De lo que se edita sobre ediciones

Publicado en por Leopoldo Navarro

Con toda la pena, pero así será. Convocado en el marco de la pasada FeNaL –Feria del Libro de León- a una mesa de análisis sobre política editorial, leí un texto que de ninguna manera refiere una nota sobre el tema, publicada el 27 de mayo por el periódico a.m. Por considerar de interés público –tan “público” como el oficio editor, cierto- tales ideas, considero pertinente reproducirlas en este Diario de calle, a riesgo de que el lector me reclame por traer a estas páginas una cuestión tan doméstica como, para variar, el oficio editor. En todo caso, evoco aquí un placer como el de cualquier persona que, encargada de reseñar, viva en su oficio redactor el cuasi divino privilegio de escribir lo que le dé la gana. Corre y se va.

 

Agradezco la inclusión entre los ponentes de este importante foro, aunque aún no sé hacia quién deba dirigir mi agradecimiento. Por una parte, una mala lectura del programa impreso de la FeNaL me privó de saber, desde el primer día –que fue cuando lo conocí-, que estaba incluido en esta actividad; por otra, nadie me consultó nunca sobre mi interés por participar, nadie me dio una elemental explicación sobre el tema por tratar –lo cual habría sido indispensable para preparar esta participación- ni, mucho menos, se me convocó a una reunión previa con los otros ponentes, para acordar una secuencia y tiempos  de intervención ante el público.
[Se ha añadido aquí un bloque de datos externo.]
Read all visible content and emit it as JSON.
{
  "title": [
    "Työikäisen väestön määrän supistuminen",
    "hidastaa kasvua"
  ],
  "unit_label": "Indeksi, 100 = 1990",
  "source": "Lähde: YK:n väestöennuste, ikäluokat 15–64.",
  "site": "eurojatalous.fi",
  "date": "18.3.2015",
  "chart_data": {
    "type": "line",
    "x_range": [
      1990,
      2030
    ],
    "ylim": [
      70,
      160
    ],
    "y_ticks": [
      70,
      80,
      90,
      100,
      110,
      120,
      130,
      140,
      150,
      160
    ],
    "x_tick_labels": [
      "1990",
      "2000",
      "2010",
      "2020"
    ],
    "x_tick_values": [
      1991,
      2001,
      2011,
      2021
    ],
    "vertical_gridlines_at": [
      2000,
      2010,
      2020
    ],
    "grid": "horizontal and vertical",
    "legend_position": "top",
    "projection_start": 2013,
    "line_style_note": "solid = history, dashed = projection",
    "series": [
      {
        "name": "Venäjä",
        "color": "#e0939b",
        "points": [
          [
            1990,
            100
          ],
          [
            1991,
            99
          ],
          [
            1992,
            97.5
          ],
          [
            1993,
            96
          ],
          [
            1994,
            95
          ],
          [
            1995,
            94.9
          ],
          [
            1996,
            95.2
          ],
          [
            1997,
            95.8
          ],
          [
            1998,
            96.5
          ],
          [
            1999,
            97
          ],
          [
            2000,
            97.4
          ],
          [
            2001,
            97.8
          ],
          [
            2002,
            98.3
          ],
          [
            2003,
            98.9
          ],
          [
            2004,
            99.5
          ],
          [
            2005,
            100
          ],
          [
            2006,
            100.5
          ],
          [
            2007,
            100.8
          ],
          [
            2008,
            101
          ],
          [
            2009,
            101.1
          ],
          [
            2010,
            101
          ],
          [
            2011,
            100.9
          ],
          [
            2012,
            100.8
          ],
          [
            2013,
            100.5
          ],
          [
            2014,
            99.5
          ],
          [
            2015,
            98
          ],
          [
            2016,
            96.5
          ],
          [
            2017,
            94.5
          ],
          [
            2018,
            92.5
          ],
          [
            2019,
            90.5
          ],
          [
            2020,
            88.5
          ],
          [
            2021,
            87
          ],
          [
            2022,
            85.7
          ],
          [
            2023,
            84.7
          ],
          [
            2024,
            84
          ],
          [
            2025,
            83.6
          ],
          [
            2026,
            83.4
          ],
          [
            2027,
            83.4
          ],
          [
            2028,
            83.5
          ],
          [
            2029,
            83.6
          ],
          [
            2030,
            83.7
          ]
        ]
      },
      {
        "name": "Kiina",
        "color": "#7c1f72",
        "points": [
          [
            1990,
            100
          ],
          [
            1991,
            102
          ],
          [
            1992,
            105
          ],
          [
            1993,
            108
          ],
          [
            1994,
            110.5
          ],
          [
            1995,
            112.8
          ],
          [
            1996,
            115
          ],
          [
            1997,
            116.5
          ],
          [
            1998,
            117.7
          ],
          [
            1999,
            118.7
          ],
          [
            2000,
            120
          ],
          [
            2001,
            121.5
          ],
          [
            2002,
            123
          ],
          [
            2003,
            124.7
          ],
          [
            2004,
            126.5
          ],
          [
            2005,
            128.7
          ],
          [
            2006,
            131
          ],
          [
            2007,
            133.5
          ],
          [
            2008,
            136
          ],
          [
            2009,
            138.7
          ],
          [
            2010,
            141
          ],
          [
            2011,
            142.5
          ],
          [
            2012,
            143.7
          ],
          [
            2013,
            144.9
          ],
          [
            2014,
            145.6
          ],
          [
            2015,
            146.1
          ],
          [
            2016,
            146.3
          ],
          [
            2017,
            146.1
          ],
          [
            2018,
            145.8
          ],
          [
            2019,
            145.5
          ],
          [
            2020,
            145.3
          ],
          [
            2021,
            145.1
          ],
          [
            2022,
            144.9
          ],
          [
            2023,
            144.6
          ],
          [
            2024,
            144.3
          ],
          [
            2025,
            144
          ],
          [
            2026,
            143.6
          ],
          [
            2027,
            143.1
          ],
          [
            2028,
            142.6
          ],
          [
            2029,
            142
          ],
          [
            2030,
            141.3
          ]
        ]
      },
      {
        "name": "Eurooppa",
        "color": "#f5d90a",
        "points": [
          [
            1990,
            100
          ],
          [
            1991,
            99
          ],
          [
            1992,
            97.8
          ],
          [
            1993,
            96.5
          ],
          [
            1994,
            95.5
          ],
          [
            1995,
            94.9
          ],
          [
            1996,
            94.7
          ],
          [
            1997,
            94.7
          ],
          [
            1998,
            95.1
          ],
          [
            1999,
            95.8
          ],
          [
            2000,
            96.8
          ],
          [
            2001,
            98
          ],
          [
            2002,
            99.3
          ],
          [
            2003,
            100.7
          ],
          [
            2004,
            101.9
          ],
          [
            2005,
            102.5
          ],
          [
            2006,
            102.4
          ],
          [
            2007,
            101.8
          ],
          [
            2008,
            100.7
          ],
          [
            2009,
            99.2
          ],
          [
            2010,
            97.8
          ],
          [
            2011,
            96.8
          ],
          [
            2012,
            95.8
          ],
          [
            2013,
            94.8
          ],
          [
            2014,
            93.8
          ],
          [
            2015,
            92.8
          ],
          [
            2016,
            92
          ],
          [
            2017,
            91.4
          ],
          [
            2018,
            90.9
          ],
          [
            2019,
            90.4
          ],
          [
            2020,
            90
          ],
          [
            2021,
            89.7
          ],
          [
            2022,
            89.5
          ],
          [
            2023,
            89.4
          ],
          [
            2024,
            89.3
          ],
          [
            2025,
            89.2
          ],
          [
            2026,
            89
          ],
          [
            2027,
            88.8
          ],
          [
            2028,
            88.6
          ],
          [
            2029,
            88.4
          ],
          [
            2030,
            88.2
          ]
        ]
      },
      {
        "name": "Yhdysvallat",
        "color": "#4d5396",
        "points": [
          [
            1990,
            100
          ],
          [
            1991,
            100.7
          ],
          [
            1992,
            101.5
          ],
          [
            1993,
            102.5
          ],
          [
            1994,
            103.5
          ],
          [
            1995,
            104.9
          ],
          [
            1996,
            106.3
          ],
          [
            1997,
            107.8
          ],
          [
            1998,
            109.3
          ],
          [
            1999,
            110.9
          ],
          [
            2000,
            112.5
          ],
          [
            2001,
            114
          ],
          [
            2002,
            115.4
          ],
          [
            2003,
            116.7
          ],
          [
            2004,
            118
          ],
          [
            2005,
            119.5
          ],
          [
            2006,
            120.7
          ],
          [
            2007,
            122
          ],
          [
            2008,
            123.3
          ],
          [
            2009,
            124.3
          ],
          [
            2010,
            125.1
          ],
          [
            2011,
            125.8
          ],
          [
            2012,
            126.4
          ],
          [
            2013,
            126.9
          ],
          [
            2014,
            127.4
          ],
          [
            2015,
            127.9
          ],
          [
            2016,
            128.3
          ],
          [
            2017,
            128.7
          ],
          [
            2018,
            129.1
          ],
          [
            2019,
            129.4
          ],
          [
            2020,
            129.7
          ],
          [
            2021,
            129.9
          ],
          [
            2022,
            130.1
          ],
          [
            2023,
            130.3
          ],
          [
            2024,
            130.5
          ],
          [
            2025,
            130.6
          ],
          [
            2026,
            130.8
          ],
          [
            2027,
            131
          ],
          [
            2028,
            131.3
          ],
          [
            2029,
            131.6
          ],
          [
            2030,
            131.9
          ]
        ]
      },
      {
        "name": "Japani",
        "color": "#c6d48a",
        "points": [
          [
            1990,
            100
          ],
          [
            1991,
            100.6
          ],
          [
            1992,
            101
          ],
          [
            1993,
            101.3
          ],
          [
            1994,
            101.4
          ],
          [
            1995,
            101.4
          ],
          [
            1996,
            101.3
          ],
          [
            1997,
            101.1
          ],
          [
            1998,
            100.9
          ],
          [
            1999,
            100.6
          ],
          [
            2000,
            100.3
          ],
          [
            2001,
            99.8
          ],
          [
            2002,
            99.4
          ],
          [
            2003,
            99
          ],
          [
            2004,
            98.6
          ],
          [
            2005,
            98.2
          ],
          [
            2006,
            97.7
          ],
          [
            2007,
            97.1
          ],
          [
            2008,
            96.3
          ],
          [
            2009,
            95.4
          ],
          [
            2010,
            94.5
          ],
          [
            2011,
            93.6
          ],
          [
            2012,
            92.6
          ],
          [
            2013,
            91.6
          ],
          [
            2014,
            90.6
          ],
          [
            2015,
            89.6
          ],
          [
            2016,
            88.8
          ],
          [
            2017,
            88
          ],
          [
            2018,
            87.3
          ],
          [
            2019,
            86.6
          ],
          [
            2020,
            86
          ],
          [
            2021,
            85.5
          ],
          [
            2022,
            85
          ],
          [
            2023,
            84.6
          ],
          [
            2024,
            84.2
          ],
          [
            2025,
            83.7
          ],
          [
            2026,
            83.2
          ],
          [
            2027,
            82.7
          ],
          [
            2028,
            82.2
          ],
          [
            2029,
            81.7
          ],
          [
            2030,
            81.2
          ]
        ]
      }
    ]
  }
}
En todo caso, mi optimismo me hace esperar que esta actividad no repita los esquemas de alguna en que participé en 1979, hace 31 años, cuando fuimos reunidos en San Miguel Allende un montón de jóvenes promesas de la literatura, en una sabrosa ensalada de exposiciones de egos, intercambio de estampitas y halagos, y toda una sinfonía de gritos y susurros, ante un muro de lamentaciones y exigencias para que cualquier aparato burocrático al alcance, apoyara nuestras genialidades.

Ese optimismo me hace descartar, entonces, que mi nombre –igual que el de los otros aquí reunidos- haya sido simplemente utilizado para rellenar la convocatoria a un evento que esté siendo repetido hasta la náusea, al grito de sigamos inventando lo mismo, mientras encontremos instituciones que lo sigan pagando, igual que hace 31 años, 30, 29, 28, etcétera.

Intentando entrar en la que espero sea la materia de esta mesa, Hacia una política editorial en el estado de Guanajuato, y en apego a la necesaria brevedad de mi intervención, propongo una primera y única cuestión: para que exista una política hacia los editores, primero deben existir los editores. Y me parece que, salvo cuatro o cinco excepciones, en mi estado, nuestro estado, el oficio editor –más bien: la suma de los oficios necesarios para lograr una edición elementalmente decorosa- es cosa inexistente.

Sí abundan, sobre todo, los románticos que a partir de la pura buena intención se tiran al ruedo de la edición, en el más tierno supuesto de que sus publicaciones están logradas sólo por el solo hecho de aparecer, sin abrir la posibilidad de criticarles los errores en un montón de procesos técnicos como mancha tipográfica, cornisa, proporción áurea, ríos, calles y hasta corrección de estilo, términos que, simplemente, ellos desconocen –lo cual se puede deducir a través de sus obras.

Aunque esfuerzos como ésos son infinitamente mejores que las llamadas empresas culturalmente responsables, que procuran mancharse el plumaje de la corbata en todo pantano posible, convertidas así en ajonjolís de todo mole. Aquellos románticos también están por encima de nuestro sector bucanero editorial que, carente de los oficios editores, jura tenerlos y hasta cobra a los autores e instituciones por maltratar sus textos.

Para la sección románticos del graderío, para los permanentemente embriagados en la convicción de que editar es indispensable, aunque también para todos los demás, propongo diseñar y poner en marcha una estrategia para el fortalecimiento del oficio editor, llamando así a la suma de especialidades  que integran esta ocupación, identificada por algunos como el último oficio renacentista del siglo XXI.

Los detalles de tal propuesta, evidentemente, ya los trataremos en otro tiempo y espacio. Esperemos programas.